The Mahur fort is built on top of two adjoining hills, was protected by walls, ramparts and bastions. It had two main gateways – one on the southern side and the other on the northern side. The northern gate is still in a reasonably good condition, and so is its southern rampart nearly five metres wide. The fort had a palace, a mosque, a granary, an armoury, etc., now all in ruins. At the centre of the fort, there is a big tank call Ijalatalav.

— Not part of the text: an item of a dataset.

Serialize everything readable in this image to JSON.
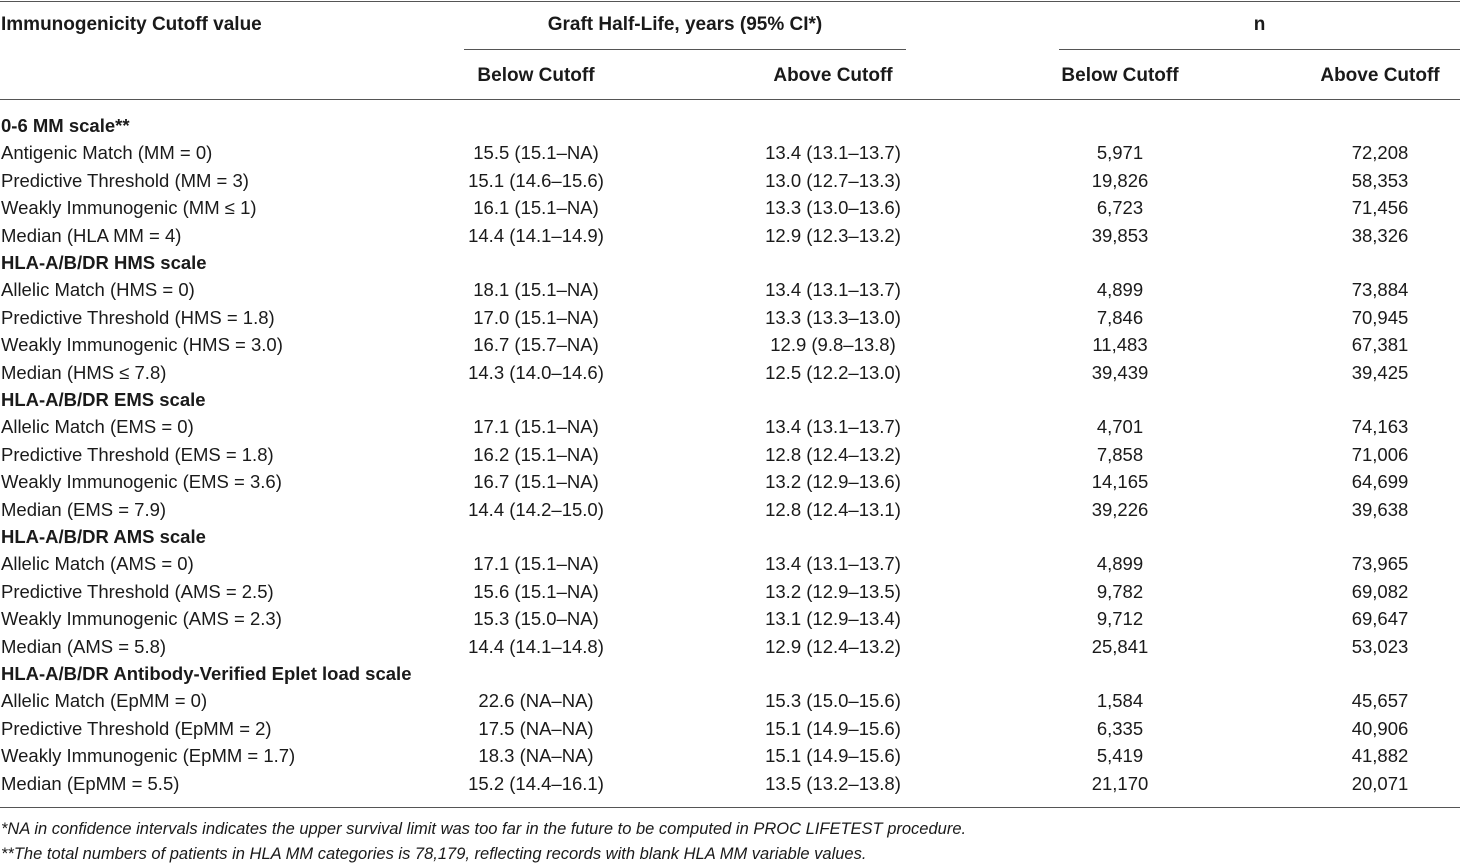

Being situated on the main route from the north to the Deccan, Mahur has a long history. There is evidence to show that Mahur, ancient Matapur, was an important place at the time of the Satavahanas and the Rashtrakutas. The Renuka temple on an adjoining hill was built by the Yadavas. After remaining with the Gond rulers for sometime, Mahur passed on to the Bahamanis in the 15th century and was made a Suba. In the 16th century, Mahur, being strategically placed at their centre, faced a lot of fire from the infighting between the Nizamshahi, Adilshahi and Imadshahi rulers. Then in the early 17th century, Mahur became a part of the Mughal Empire and came to be ruled by their Subedars. When Shahjahan rebelled against his father Jahangir, he took refuge in the Mahur fort along with his wife and children, including 6 years old Aurangzeb.
About 2kms from Mahur bus-stand, there are two Elephant type (situated on an island near Mumbai) rock-cut caves of the Rashtrakuta period.